Umfrage zum Erhalt alter Werte im Bereich Umwelt und Bauplanung

Eisdorf (pb). Der Ausbau der Hammensener Straße in Willensen ist jetzt wohl endgültig in trockenen Tüchern. Das ließ Gemeindedirektor Harald Dietzmann während der Ratssitzung der Gemeinde Eisdorf durchblicken. Er erklärte, dass bereits Gespräche mit der Firma geführt wurden, die am Ende auch den Auftrag erhalten werde. Der Baubeginn ist für die letzte Juni-Woche angesetzt. Bis dahin wird auch die entsprechende Umleitung genau ausgeschildert sein.
Außerdem teilte Dietzmann mit, dass der Landkreis die Haushaltssatzung 2012 genehmigt hat.
Dietzmann kam aber auch auf das Thema „Grünanlagenpflege“ zu sprechen. Immerhin verfügen Eisdorf und Willensen über 38.280 Quadratmeter, die sich unter anderem in Straßenbegleitgrün, Spielplätze, Sportplätze und Festplatz aufgliedern. Eines haben sie alle gemeinsam: Sie müssen vom Straßenbauhof gepflegt werden, und das kostet Geld.

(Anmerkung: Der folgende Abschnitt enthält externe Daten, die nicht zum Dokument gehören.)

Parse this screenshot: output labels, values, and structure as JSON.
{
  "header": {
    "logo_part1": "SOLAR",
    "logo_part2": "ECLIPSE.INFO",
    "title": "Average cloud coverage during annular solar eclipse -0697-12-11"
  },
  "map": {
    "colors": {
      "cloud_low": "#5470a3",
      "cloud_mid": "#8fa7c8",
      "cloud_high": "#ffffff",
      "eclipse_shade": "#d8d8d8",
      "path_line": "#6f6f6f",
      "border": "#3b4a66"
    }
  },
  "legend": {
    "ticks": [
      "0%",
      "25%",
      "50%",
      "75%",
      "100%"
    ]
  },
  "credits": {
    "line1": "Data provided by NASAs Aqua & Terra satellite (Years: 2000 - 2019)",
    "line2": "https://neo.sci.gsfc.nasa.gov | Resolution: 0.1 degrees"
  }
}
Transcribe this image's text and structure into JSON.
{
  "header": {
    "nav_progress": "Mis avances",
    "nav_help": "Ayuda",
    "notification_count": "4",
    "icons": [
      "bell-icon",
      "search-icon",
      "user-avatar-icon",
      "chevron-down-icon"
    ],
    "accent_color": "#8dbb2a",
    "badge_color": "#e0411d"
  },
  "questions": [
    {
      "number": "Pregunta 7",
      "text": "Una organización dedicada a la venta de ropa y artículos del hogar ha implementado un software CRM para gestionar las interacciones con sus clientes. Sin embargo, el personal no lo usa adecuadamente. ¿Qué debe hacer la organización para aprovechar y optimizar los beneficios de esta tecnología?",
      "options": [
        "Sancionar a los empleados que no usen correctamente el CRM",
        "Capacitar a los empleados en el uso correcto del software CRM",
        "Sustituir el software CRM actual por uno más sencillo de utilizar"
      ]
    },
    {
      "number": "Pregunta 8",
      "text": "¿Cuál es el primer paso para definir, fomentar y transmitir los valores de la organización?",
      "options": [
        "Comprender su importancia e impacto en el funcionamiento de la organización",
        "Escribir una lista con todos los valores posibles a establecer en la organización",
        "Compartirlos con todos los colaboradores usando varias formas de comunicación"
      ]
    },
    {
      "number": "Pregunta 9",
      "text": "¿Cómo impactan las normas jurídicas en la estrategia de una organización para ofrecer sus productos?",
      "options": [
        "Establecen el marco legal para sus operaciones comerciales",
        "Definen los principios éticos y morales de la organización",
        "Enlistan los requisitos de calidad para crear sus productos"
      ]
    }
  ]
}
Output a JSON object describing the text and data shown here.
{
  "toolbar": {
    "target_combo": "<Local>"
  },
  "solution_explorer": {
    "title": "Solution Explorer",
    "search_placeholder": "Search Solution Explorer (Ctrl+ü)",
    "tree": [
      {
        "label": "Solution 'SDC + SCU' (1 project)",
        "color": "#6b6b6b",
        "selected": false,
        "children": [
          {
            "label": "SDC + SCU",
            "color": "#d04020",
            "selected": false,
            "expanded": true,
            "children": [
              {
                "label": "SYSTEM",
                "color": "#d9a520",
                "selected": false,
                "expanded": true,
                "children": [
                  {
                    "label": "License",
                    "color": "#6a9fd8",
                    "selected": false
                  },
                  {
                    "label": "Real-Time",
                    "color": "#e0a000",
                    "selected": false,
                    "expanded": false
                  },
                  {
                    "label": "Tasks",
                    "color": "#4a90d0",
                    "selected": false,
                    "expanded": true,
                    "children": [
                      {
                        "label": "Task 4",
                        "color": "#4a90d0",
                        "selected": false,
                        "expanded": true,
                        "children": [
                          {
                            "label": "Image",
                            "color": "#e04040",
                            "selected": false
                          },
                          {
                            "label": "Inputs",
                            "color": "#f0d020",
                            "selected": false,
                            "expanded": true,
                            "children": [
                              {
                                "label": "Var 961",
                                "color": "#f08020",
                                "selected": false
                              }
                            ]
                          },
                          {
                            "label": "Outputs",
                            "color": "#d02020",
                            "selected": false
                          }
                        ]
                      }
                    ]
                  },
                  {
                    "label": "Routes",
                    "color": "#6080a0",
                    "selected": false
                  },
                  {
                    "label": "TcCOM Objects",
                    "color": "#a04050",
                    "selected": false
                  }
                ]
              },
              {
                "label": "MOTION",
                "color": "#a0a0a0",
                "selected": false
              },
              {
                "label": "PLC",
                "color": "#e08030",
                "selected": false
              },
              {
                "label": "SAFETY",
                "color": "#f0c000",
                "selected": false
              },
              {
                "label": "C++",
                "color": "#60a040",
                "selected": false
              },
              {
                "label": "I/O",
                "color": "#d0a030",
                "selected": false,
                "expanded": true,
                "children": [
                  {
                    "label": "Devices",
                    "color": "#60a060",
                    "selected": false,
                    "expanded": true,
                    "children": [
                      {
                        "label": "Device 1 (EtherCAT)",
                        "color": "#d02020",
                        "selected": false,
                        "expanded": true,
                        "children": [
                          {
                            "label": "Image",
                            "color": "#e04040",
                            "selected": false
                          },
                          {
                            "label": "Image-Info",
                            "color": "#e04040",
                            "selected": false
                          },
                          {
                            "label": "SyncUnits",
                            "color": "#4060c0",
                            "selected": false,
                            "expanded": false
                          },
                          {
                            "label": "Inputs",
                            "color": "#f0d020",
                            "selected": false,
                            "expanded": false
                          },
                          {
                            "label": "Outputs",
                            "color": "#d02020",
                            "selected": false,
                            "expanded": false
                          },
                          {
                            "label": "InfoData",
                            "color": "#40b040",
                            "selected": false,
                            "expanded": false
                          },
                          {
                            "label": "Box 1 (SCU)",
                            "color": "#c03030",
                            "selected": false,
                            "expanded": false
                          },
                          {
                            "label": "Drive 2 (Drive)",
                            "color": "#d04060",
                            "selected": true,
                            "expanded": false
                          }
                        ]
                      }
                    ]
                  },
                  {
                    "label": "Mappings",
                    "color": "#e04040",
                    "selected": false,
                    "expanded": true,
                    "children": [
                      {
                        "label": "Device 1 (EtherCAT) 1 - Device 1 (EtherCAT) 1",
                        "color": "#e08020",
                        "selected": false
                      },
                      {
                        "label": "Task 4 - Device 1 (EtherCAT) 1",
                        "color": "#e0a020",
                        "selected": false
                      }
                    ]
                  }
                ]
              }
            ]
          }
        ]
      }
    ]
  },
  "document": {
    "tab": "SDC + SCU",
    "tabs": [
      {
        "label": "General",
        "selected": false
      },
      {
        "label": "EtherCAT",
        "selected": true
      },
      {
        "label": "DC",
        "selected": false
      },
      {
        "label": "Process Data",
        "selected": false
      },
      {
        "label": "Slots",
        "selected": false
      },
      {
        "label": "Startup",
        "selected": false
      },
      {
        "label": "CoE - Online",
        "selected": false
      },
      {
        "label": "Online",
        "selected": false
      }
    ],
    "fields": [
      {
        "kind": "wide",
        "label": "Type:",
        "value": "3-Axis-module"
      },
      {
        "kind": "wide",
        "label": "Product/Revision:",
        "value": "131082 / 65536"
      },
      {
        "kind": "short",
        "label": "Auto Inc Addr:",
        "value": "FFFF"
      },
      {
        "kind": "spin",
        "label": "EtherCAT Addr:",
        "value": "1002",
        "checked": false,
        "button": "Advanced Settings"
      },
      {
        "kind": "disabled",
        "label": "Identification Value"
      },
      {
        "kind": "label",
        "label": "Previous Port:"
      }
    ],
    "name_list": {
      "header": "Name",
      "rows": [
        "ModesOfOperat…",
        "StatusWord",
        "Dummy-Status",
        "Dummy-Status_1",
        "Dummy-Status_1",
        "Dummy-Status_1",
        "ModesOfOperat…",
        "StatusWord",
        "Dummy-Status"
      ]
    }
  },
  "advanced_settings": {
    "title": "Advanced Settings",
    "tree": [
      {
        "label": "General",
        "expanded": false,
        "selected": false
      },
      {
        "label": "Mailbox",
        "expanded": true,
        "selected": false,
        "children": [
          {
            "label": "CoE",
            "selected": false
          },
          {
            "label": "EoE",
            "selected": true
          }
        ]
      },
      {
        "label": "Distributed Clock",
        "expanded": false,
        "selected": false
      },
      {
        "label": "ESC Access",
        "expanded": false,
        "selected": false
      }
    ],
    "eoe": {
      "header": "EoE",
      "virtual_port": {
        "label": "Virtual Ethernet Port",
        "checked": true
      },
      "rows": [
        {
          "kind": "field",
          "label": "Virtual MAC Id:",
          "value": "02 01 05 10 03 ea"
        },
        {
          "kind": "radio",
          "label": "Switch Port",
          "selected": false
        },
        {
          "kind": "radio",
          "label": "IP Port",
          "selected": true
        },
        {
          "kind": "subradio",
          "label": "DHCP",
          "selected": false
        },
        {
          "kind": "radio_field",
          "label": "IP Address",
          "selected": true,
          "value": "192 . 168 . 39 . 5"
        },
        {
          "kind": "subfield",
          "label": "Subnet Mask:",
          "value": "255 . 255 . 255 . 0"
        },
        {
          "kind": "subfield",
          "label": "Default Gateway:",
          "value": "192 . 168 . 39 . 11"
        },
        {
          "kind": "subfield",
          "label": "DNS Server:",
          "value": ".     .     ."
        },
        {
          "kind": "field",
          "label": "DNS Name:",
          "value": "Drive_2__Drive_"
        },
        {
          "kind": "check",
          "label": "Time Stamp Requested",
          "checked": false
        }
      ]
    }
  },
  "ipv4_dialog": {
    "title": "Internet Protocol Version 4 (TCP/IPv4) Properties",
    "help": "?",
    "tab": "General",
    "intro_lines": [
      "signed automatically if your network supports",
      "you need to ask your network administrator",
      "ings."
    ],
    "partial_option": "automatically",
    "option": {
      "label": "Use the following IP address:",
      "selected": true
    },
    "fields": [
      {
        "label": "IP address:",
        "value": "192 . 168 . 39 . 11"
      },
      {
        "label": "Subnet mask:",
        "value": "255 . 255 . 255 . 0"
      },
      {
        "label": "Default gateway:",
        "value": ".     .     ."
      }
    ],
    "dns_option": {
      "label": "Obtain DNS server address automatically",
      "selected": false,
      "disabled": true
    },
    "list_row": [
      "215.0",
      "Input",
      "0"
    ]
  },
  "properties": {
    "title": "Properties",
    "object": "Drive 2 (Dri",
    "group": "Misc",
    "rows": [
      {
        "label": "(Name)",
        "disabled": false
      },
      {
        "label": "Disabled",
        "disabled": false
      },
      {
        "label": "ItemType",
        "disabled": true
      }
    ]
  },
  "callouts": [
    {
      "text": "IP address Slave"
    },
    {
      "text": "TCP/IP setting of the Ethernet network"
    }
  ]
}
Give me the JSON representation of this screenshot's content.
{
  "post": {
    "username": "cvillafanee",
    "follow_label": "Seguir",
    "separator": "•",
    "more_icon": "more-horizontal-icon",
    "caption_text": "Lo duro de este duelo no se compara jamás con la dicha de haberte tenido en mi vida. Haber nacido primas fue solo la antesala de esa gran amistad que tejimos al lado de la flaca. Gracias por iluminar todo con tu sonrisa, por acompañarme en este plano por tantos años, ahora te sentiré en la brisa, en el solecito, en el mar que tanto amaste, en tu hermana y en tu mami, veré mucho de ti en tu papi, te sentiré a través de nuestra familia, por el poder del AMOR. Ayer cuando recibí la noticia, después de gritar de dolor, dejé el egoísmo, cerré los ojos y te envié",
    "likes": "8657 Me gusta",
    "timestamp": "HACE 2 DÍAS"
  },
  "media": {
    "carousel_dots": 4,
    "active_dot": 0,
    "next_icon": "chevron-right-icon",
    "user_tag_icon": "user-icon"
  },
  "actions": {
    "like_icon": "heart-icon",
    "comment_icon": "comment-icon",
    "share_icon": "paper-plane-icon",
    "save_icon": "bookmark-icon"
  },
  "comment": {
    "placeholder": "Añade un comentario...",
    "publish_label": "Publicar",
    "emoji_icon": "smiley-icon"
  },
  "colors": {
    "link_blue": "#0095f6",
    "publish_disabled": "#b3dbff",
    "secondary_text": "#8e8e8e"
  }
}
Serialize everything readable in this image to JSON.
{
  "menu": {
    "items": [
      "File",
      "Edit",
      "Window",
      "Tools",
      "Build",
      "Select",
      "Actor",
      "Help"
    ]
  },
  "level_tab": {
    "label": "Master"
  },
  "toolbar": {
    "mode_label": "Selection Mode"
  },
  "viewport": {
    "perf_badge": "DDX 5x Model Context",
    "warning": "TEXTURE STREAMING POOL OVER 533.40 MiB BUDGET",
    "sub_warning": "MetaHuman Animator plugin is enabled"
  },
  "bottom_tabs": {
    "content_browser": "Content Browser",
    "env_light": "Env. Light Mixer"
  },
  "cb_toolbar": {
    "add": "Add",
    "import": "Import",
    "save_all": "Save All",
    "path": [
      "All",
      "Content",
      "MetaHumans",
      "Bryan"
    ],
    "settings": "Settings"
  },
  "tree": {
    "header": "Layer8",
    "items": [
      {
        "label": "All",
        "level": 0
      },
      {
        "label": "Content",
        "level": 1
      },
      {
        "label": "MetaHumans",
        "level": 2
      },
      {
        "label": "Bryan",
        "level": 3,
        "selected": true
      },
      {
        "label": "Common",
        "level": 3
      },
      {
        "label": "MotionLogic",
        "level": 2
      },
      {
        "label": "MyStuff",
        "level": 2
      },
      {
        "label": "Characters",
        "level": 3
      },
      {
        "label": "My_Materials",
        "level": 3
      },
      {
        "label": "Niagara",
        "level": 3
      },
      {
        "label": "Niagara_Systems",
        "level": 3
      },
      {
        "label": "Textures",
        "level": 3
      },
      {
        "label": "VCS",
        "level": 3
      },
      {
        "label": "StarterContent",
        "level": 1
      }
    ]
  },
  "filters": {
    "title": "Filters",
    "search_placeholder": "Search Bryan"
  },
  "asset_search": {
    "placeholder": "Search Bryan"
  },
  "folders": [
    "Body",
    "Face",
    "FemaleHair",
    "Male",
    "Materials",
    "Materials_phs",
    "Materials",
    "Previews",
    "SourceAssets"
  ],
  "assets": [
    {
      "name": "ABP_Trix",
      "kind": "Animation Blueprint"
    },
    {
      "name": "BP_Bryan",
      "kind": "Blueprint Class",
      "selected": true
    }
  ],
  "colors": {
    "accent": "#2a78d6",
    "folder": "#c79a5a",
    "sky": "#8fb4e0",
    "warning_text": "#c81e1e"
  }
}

Und genau in diesem Punkt wurde der Beschlussvorschlag des Bauausschusses einstimmig angenommen. Der Kostenrahmen wird gemäß der Mittelbereitstellung im Haushaltsplan mit 40.700 Euro festgelegt und wird auch für die Folgejahre bis auf Weiteres entsprechend gelten.
Übrigens erhält der Straßenbauhof große Unterstützung mittels der freiwilligen Pflegeschaften der Anwohner. Gleiches gilt für den Haushalt der Gemeinde. Denn der freiwillige Einsatz erspart eine Menge Ausgaben. Außerdem, da waren sich Harald Dietzmann und Bürgermeisterin Petra Pinnecke einig, sehe es überall in Eisdorf und Willensen sehr ansehnlich aus. Allen, die für diese Dorfverschönerung sorgen, galt ein großes Dankeschön.
So werden beispielsweise allein drei von vier Spielplätzen durch Patenschaften der Anwohner gepflegt. Und genau die können so auf jeden Fall erhalten werden.
Bürgermeisterin Petra Pinnecke kam aber noch auf ein schon fast althergebrachtes Thema mit neuem Ansatz zu sprechen: „Dorferneuerung“. Es dürfte noch in guter Erinnerung sein, dass dieses Modellprojekt 2008 aus dem triftigen Grund von der Leibniz-Universität Hannover für insgesamt zwölf Niedersächsische Gemeinden ins Rollen gebracht wurde, weil dort noch landwirtschaftliche Betriebe erhaltenswert erschienen. Dazu gehört auch Eisdorf. Jetzt soll noch einer ganz anderen Frage auf wissenschaftlich-zukunftsorientiertem Weg nachgegangen werden. Die soll allerdings allen Einwohnern schriftlich gestellt werden und befasst sich damit, wie das Engagement im ländlichen Raum zum Erhalt alter Werte im Bereich Umwelt und Bauplanung eingestuft wird.
Diese Fragebögen werden Ende Juni an alle Haushalte vergeben. Rat und Verwaltung rufen schon jetzt dazu auf, diese nicht ungelesen zum Altpapier zu legen, sondern sie ernsthaft zu studieren und auszufüllen. Denn nur so sei es möglich zu erfahren, was die Bürger für ein Engagement im Bereich der Änderungsvorschläge haben. Die ausgefüllten Fragezettel können dann bei Petra Pinnecke, den Ratsfrauen und -herren abgegeben sowie in den Postkasten des ehemaligen Gemeindebüros gesteckt werden.